Moroccan security forces and pro-independence protesters clashed on November 8 in the disputed territory, which was annexed by Morocco in 1975 after Spain withdrew from its former colony. Several members of the security forces and civilians are reported to have died. The violence, amongst the worst in years, prompted the Polisario Front which wants independence for the territory to call for an independent UN investigation.
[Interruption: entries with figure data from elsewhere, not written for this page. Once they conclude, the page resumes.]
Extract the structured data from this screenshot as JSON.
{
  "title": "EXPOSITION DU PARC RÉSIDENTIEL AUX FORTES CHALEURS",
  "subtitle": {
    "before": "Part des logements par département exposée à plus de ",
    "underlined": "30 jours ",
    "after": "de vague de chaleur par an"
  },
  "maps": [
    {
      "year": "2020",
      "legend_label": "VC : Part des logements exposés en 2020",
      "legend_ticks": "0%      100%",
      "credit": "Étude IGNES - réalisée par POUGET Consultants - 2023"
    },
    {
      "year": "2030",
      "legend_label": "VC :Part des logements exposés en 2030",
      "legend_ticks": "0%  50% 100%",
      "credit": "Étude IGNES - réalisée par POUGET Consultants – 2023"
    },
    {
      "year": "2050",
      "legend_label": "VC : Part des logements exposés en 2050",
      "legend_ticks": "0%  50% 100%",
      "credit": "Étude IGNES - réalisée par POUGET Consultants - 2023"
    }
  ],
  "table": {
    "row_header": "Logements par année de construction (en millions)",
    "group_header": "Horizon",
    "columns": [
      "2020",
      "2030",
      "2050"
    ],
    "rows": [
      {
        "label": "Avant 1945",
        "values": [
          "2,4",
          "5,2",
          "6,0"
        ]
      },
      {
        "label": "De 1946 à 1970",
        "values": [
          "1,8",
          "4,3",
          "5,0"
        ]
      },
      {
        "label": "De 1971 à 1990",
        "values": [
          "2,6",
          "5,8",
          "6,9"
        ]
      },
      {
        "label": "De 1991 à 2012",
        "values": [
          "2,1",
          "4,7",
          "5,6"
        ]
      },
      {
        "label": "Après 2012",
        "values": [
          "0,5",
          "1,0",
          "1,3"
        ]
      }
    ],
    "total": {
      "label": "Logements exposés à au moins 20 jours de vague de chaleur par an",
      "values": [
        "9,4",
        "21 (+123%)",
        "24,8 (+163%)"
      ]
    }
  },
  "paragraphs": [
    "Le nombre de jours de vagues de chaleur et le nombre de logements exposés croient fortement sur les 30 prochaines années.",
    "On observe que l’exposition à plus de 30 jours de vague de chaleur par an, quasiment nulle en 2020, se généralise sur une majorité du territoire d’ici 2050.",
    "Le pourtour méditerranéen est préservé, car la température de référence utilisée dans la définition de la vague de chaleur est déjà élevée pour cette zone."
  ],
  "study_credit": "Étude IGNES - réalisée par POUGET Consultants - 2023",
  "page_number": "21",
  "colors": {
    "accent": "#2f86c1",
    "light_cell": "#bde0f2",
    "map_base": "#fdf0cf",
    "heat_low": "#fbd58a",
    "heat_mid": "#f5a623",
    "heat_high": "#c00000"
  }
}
With the centre-right is in the ascendancy in Spain you can expect tensions with Morocco and the British colony of Gibraltar to increase if the Partido Popular comes to power. It is also a depressing prospect for socialists, the far-left and the unions in Spain because whilst the country has suffered in the economic crisis under the socialist government the medicine to come will be far bitterer under Mariano Rajoy’s PP than it ever was under José Luis Rodríguez Zapatero's PSOE.